Why would a materialist not believe in God? Well, they might take the stance of a non-committal nonbelief. They simply don't see the evidence now; if evidence came in, they'd be fine with changing their minds.

But even those more rabid atheists like Dawkins seem to be working in this way: there are sociological and biological explanations which seem to explain the phenomenon of religion, while on the other hand the religions' own explanations seem to come short. Since religions also appear to cause harm, everything seems to point toward atheism, based on both evidence and practicality.

I'm not sure that there needs to be anything transphysical to explain morality, though there would have to be to explain it in the traditional Christian sense. But the materialist could simply say that morality is about living well in society, and this is empirical based on the world and on human wants and needs.

Epiphenomenalists do actually say that mental states as caused by the physical, while the physical states are the ones actually doing the causing (though I may not be doing them justice - I was taught phil of mind by a staunch dualist). One could be an emergentist, and say that mental substances actually arise out of physical ones, but this would go a step beyond materialism. It would still subordinate the mental to the physical, in a way. Or one could be a reductivist, in which case everything is physical and terms like "consciousness" carry as much weight as astrology. Or one could be a functionalist, treating the mind (whatever it is) as a black box which we can't explain (or at least need not).

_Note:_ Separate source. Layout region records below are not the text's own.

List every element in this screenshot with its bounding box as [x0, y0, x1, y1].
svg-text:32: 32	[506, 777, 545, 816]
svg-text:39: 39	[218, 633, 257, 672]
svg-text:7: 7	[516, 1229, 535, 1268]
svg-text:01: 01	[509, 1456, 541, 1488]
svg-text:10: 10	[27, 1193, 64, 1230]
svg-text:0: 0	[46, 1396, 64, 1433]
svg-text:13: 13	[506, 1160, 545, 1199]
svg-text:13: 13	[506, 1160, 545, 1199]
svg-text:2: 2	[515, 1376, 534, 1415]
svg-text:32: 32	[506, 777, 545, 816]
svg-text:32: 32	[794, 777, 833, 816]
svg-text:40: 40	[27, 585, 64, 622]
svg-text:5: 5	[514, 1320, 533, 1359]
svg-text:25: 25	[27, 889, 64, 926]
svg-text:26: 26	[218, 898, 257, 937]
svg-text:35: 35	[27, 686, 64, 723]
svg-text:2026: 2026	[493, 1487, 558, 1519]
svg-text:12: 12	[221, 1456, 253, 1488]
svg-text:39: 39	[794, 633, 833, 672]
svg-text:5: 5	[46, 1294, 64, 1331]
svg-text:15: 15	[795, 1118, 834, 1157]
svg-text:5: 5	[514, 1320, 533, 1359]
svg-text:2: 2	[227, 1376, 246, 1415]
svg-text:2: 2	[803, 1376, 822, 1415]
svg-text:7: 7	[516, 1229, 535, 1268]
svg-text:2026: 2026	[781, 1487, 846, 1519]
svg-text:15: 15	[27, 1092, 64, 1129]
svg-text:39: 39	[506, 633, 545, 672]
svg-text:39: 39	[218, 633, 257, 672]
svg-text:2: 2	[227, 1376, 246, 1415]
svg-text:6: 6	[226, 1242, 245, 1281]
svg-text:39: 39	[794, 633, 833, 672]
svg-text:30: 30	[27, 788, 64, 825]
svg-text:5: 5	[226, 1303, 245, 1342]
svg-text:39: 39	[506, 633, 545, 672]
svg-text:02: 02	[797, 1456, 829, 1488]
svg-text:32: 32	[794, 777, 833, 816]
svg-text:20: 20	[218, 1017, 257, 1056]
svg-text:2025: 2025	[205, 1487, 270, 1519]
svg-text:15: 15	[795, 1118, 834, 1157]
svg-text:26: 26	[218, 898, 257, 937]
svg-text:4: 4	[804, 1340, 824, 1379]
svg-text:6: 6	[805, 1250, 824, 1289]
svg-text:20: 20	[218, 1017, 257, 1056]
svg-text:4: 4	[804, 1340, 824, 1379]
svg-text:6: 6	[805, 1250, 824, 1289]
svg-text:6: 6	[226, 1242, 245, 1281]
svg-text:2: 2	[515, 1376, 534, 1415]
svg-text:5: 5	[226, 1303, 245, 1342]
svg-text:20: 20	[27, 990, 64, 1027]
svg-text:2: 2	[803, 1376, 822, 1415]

By "levels of descriptions", I mean something like the following: even if every single chemical proposition were reducible to physics, chemistry as a field would not cease to be a useful way of describing reality for us. It's simply using a different coordinate system. There may be more to different levels of description, such that they cannot be changed into one another via coordinate transformations, but there wouldn't be less.

Kevin Cody said...

Okay, so I'm still a little confused on this point: chemistry and physics, to my mind, don't use so much a different coordinate system as just a radically different scale, in the sense that it seems our understandings of chemical reactions are basically shorthand for very complicated physical interactions). A 7th grader can understand that two hydrogen atoms bond with an oxygen and it makes water; a 10th grader might be able to take electron shells and so forth into account, but it's pretty much Ph.D. level p-chem to actually do the math showing how electrons move and the electromagnetic fields that draw atoms to each other and so forth. So it's just a bird's-eye view. Is this how a hard-line materialist would view mental operations? (I'm not saying this in a charged way; I just truly don't know.)

M. Anderson said...

Well, there are many kinds of coordinate transforms. This one, for the materialist, may just be an expansion or contraction. But the materialist would probably want to reduce mental states to physical in the same way as chemistry would reduce to physics; my point is that it takes serious physics to explain chemistry, and such physics never attains to the elegance of a simple chemical equation. The phenomenon of consciousness would be the same on a much larger scale.

Kevin Cody said...

Okay, perfect - that answered my question. Ahh, one day I'll get this thinking like a philosopher down!